President Bush unveiled his mortgage relief plan today.  He’s decided to freeze the mortgage rates of perhaps hundreds of thousands of speculators and homeowners who might otherwise not be able to make their loan payments.  Some have argued that the plan is fine because it uses no federal funds. Not so, says the Washington Times:

While no taxpayer money at the federal level will be involved in a bailout, the administration seems intent on using state and local taxpayer funds. After all, without these taxpayer-redeemed bonds, the funds to make the mortgage refinancing happen would not be available.

In the Washington Post, my former colleague John Berlau says that it’s not even a bailout — it’s worse.

“In some ways it’s worse than a taxpayer bailout,” said John Berlau, director of the Center for Entrepreneurship at the institute. “It pressures an industry to essentially alter the terms of millions of contracts, and it’s going to make investors think twice about investing in America again.”

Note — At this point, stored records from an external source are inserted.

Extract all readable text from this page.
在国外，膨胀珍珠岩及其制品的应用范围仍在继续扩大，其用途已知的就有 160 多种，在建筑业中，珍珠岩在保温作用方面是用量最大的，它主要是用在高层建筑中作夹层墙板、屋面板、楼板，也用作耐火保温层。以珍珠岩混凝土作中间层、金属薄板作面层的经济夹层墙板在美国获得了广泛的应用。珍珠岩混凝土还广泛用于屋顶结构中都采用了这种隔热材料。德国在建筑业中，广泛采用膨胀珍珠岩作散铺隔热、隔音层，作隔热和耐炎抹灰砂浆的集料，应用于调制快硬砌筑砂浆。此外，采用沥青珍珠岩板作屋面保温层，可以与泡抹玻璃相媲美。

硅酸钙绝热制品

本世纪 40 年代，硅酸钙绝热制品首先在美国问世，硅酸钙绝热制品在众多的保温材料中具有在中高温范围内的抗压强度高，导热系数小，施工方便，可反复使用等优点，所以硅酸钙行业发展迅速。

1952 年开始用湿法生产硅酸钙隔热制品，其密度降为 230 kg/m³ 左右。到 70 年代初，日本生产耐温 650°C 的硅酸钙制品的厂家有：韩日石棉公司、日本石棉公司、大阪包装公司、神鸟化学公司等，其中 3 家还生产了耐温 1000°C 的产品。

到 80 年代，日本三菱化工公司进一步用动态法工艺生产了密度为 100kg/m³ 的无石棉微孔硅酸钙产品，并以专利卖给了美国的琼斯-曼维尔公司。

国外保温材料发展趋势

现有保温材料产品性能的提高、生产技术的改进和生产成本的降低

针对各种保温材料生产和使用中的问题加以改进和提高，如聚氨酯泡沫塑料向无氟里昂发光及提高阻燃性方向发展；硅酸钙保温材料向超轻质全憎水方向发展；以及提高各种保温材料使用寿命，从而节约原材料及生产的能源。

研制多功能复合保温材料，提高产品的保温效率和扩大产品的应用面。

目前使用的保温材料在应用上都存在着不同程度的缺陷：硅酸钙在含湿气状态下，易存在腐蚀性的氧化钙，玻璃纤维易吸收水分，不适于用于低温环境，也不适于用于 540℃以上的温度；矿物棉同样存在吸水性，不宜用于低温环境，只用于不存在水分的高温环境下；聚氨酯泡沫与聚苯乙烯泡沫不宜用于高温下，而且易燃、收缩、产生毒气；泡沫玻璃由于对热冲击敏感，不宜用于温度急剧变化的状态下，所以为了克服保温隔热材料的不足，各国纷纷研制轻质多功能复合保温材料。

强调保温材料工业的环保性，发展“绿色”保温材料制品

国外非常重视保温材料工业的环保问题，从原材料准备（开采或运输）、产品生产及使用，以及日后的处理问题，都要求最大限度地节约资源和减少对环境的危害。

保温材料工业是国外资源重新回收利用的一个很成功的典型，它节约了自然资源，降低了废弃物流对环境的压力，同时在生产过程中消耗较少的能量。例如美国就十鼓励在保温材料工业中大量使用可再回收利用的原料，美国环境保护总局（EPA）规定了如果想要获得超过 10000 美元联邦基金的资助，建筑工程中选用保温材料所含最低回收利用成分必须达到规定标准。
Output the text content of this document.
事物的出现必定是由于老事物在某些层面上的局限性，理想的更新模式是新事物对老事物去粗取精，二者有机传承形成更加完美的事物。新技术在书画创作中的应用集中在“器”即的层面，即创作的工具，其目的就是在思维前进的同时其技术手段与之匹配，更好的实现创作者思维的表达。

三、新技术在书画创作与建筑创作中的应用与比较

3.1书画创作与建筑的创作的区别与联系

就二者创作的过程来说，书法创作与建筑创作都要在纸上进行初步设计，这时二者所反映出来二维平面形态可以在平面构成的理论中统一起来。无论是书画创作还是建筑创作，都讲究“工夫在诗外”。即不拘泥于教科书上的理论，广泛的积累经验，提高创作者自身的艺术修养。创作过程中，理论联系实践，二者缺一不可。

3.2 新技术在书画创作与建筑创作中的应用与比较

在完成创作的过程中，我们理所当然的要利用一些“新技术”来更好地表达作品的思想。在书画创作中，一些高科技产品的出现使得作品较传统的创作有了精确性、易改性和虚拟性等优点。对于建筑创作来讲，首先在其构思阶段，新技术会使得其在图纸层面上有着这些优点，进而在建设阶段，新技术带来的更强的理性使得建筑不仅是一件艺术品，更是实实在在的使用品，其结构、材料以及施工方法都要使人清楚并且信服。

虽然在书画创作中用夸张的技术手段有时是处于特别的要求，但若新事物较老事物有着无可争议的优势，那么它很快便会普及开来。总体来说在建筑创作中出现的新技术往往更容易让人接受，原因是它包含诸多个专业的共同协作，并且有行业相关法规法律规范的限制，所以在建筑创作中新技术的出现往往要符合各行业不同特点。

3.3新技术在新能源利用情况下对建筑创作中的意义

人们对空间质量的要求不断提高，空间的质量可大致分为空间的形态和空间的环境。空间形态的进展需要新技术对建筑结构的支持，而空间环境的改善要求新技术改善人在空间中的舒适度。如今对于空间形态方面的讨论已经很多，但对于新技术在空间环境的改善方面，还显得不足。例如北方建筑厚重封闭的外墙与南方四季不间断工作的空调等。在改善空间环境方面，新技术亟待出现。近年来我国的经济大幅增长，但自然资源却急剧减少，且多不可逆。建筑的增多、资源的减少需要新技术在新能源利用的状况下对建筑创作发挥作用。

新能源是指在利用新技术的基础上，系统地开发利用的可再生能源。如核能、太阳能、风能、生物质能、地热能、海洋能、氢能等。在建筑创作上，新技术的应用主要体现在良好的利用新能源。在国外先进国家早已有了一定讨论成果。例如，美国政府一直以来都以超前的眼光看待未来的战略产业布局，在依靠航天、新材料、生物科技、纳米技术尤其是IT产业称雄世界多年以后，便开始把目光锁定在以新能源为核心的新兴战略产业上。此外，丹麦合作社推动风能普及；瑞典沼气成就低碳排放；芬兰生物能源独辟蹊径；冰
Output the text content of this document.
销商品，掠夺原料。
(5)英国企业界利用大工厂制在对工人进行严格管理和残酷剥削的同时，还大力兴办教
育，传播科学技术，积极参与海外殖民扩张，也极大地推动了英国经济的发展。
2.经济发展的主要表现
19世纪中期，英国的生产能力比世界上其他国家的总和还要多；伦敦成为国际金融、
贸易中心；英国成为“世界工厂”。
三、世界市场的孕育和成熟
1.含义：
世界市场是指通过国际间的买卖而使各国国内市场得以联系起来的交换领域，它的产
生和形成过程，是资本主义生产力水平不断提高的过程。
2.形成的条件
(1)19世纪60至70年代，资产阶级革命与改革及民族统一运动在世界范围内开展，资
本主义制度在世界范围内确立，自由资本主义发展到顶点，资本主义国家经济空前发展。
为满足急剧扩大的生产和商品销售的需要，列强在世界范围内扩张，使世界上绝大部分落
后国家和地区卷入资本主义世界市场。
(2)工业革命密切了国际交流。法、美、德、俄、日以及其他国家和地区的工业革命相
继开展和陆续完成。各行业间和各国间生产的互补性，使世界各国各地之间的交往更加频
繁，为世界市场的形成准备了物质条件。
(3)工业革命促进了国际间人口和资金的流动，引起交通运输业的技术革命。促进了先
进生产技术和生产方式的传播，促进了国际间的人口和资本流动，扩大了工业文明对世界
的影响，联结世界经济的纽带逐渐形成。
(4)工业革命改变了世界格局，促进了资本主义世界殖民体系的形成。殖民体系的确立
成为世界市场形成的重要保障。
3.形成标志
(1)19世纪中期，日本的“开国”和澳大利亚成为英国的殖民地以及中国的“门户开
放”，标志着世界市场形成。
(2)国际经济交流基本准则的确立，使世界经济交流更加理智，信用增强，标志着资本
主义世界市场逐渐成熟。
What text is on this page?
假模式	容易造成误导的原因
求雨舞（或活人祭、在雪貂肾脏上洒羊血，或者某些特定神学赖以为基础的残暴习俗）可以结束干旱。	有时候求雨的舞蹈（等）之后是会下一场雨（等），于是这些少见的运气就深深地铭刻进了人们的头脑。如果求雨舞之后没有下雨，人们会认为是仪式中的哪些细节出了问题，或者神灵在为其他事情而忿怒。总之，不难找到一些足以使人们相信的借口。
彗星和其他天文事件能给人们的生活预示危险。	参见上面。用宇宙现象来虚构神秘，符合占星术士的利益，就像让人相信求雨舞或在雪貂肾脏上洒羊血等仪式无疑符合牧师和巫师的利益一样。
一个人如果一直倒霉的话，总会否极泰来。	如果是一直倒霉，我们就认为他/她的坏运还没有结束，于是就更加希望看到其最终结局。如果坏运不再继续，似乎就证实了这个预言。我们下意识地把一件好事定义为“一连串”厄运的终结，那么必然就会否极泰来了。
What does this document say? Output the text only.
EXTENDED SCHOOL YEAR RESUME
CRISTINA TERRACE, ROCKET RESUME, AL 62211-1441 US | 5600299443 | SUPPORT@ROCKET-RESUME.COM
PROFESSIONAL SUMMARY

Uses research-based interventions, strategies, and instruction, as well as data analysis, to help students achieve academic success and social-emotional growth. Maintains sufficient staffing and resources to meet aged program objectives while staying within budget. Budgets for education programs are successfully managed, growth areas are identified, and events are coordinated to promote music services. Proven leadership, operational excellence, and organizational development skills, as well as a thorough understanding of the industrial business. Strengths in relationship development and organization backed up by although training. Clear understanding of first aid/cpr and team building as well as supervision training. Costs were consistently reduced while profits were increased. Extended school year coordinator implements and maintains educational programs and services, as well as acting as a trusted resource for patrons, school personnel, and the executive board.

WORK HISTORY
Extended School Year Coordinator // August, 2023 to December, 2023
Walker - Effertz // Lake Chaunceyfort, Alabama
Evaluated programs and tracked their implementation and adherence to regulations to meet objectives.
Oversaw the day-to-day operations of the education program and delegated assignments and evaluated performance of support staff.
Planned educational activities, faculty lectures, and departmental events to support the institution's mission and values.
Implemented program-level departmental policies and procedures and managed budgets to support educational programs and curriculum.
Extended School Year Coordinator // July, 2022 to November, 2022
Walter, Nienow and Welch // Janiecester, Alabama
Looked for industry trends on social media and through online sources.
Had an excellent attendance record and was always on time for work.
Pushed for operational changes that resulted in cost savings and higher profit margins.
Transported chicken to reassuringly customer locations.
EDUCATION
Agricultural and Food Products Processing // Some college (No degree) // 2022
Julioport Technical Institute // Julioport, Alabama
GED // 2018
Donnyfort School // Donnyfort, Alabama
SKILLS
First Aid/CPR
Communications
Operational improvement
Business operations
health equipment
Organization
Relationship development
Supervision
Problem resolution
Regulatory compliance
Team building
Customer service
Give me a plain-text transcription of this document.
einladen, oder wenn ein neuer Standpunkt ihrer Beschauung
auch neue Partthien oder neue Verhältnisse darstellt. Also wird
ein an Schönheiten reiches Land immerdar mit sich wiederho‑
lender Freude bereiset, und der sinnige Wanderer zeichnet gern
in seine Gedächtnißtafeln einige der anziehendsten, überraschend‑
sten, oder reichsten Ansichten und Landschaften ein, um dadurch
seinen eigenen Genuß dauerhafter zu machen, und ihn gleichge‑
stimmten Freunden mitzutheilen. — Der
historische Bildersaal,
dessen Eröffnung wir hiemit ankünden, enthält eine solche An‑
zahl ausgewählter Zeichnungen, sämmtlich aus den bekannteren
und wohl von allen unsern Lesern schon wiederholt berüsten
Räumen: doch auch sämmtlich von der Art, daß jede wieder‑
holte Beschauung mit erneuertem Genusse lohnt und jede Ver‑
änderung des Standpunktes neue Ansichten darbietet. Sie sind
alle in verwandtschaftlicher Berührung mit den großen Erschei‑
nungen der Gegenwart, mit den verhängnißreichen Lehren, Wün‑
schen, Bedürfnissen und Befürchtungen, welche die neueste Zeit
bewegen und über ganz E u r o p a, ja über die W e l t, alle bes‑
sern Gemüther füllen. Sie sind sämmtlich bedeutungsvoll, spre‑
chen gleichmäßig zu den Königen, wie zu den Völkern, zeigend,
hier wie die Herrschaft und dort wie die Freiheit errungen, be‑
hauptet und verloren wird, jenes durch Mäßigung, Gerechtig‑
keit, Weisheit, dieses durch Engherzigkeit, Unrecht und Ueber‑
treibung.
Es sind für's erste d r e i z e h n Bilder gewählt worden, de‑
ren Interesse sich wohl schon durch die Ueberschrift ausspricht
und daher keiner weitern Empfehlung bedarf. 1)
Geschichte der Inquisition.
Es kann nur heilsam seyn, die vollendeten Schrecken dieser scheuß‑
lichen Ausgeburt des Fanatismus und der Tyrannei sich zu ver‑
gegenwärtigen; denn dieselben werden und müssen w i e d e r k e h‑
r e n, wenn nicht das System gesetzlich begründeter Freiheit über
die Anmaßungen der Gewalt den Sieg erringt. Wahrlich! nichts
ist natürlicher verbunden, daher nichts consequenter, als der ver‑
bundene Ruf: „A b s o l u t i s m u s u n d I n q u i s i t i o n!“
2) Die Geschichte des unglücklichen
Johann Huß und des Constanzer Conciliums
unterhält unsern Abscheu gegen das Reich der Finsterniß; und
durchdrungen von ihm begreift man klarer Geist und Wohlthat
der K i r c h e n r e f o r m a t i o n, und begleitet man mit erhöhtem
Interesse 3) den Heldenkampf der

There’s little question that subprime fallout will have consequences for some people, but I think the "crisis" has been overstated. Subprime loans only make up a small portion of overall mortgages, and even within that small portion, it’s a fairly small number that are in trouble. Roughly 85% of subprime mortgages, in fact, are in good standing, and of the total mortgage market, only 5% of are facing difficulties. Moreover, as the Post piece points out, it’s unfair to those who chose not to overextend their finances, and, overall, a poor signal to those who’ve made rash purchases that the government will pony up taxpayer money whenever they’re in trouble.